The Scaling Tax That Virgo Eliminates

Google describes Virgo’s architecture as eliminating the scaling tax — the performance degradation that conventional networks experience as cluster sizes increase. In traditional three-layer networks, adding more accelerators to a cluster does not produce proportionally more training throughput because the aggregation and core switching layers become bottlenecks as the number of concurrent flows increases. The result is that 100,000 accelerators do not produce 10 times the training throughput of 10,000 accelerators, because network congestion at aggregation layers grows faster than the compute capacity being added.
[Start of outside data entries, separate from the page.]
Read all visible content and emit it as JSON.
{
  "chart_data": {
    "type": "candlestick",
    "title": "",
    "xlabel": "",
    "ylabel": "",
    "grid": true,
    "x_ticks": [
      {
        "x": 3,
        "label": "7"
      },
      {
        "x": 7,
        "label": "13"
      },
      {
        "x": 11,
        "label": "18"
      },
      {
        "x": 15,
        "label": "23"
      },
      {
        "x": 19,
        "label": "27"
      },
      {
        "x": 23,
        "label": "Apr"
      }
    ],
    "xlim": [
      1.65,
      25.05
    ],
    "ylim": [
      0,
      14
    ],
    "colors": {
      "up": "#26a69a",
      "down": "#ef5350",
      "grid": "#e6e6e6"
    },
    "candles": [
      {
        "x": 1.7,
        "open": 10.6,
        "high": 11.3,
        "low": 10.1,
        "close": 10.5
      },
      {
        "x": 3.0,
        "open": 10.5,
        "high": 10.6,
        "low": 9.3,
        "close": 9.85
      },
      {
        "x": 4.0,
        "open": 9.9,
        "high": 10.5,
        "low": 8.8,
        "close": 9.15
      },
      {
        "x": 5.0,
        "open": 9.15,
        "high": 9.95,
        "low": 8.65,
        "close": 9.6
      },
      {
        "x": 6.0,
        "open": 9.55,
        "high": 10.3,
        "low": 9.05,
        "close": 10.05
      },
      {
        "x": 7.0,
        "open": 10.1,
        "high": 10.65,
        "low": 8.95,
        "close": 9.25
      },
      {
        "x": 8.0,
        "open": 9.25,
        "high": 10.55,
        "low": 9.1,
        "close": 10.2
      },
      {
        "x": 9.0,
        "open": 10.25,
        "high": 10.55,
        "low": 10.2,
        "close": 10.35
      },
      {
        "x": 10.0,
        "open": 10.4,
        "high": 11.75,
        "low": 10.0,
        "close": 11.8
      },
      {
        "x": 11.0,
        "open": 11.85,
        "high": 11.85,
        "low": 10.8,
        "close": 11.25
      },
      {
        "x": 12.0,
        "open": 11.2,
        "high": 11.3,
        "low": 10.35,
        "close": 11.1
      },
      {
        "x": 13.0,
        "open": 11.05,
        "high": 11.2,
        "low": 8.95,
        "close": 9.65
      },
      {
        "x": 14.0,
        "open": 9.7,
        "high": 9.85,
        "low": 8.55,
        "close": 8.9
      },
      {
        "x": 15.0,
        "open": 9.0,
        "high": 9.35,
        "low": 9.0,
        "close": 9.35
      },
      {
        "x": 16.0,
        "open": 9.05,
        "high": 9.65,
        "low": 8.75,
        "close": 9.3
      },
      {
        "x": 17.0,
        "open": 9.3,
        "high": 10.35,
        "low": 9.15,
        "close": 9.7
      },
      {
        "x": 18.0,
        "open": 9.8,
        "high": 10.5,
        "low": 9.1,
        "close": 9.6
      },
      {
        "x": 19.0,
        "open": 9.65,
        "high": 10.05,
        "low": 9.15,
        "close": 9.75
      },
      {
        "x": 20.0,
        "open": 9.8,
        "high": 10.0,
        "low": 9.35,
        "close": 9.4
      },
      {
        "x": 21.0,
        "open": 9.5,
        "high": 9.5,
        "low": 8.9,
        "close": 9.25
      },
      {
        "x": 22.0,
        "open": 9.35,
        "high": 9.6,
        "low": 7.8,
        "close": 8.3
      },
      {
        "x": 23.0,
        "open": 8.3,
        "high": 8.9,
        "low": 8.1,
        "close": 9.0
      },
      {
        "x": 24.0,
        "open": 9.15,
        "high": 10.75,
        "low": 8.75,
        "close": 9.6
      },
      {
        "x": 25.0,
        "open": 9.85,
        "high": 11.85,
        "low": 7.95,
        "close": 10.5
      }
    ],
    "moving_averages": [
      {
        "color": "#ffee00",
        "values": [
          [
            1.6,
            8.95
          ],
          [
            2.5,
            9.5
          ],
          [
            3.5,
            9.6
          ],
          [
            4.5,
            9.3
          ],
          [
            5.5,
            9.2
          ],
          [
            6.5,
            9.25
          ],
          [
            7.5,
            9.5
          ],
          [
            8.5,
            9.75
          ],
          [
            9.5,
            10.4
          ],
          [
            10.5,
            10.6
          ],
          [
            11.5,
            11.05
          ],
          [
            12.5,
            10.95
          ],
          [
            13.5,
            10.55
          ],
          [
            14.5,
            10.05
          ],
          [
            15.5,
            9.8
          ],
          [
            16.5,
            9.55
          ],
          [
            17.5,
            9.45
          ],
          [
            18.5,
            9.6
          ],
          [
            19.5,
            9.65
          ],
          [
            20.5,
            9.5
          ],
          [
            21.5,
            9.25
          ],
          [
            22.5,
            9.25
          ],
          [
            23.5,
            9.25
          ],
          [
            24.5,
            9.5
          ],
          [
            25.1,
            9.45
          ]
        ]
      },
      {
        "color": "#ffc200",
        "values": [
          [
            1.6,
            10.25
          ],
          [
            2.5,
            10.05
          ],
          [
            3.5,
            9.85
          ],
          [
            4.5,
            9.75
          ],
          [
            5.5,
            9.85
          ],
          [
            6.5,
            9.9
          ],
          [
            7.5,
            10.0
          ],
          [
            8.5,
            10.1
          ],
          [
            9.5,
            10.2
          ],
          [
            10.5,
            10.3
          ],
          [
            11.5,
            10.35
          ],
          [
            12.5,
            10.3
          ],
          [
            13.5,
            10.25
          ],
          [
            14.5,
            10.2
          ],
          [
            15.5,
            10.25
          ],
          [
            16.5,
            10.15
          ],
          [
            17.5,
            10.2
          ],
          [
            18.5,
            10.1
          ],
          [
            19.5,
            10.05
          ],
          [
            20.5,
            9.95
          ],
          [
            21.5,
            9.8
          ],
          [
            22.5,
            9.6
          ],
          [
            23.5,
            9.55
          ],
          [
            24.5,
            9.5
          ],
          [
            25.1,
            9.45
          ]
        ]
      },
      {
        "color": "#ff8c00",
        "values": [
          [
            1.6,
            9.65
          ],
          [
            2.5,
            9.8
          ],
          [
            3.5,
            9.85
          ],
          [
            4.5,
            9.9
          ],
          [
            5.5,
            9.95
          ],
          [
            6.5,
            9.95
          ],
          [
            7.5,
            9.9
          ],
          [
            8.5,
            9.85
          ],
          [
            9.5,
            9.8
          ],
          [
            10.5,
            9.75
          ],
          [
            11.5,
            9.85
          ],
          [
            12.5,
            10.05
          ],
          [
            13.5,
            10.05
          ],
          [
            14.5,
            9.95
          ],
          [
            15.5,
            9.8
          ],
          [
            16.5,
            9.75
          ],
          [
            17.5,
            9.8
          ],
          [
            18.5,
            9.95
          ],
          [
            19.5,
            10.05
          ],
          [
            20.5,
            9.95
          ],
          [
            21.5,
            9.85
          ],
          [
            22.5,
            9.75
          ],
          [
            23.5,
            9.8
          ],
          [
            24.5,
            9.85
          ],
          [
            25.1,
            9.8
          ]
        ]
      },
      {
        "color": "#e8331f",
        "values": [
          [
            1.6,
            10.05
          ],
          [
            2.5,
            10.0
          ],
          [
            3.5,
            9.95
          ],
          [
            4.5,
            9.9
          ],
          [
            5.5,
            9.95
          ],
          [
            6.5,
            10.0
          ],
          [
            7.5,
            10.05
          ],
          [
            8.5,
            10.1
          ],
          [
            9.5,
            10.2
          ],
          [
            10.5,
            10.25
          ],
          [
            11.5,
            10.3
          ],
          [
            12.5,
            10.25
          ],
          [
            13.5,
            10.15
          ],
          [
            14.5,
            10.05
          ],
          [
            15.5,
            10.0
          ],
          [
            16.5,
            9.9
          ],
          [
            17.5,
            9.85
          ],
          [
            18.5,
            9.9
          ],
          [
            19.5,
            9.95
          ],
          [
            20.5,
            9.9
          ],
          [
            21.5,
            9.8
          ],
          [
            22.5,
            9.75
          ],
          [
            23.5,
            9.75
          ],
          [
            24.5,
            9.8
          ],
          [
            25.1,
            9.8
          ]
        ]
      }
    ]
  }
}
Virgo’s non-blocking two-layer topology ensures that every accelerator has a dedicated path to every other accelerator with no shared aggregation bottleneck, enabling near-linear scaling of training throughput with cluster size.

The elimination of the scaling tax has direct implications for how data center operators and hyperscalers should think about network infrastructure investment relative to compute infrastructure investment. A cluster whose training throughput scales linearly with compute additions justifies higher per-accelerator spending on compute than a cluster where network bottlenecks limit the effective utilisation of added capacity. Conversely, a network investment that eliminates the scaling tax and enables linear compute scaling can generate returns that exceed the cost of the additional accelerators otherwise required to achieve the same training throughput. The economic logic of Virgo is therefore not just about better network performance. It is about changing the relationship between network investment and compute utilisation in ways that alter the optimal capital allocation for AI infrastructure at scale.

As covered in our analysis of the AI infrastructure spending model resting on assumptions nobody has actually tested, the assumptions embedded in AI infrastructure investment models have not been stress-tested at the scale that Virgo-class infrastructure enables.

What Virgo Means for the Broader Networking Market

Virgo’s architectural choices are not simply Google-specific engineering decisions. They reflect constraints of AI training workloads that apply to every operator building large-scale AI infrastructure, and the solutions Google has implemented in Virgo are influencing how the broader networking industry thinks about AI fabric design. The shift from three-layer to two-layer topology, the use of high-radix switches to reduce hop count, and the segmentation of AI training traffic from other data center traffic types are all design patterns that competing hyperscalers, independent data center operators, and enterprise AI infrastructure teams are evaluating in their own network architecture decisions.

The convergence between Virgo and MRC, OpenAI’s multipath networking protocol released through the Open Compute Project on May 5, illustrates how the networking layer of AI infrastructure is undergoing coordinated evolution across the industry rather than incremental improvement within existing frameworks. Both Virgo and MRC reflect the same underlying insight: general-purpose data center networking cannot efficiently support the synchronised, high-bandwidth, low-latency demands of large-scale AI training because engineers originally designed it for diverse workloads with unpredictable traffic patterns. The solutions they implement from different starting points, Virgo through topology redesign and MRC through transport protocol redesign, are complementary approaches to the same problem. Data center operators who are planning AI networking infrastructure for the next three to five years need to engage with both simultaneously rather than treating network topology and transport protocol as independent design decisions.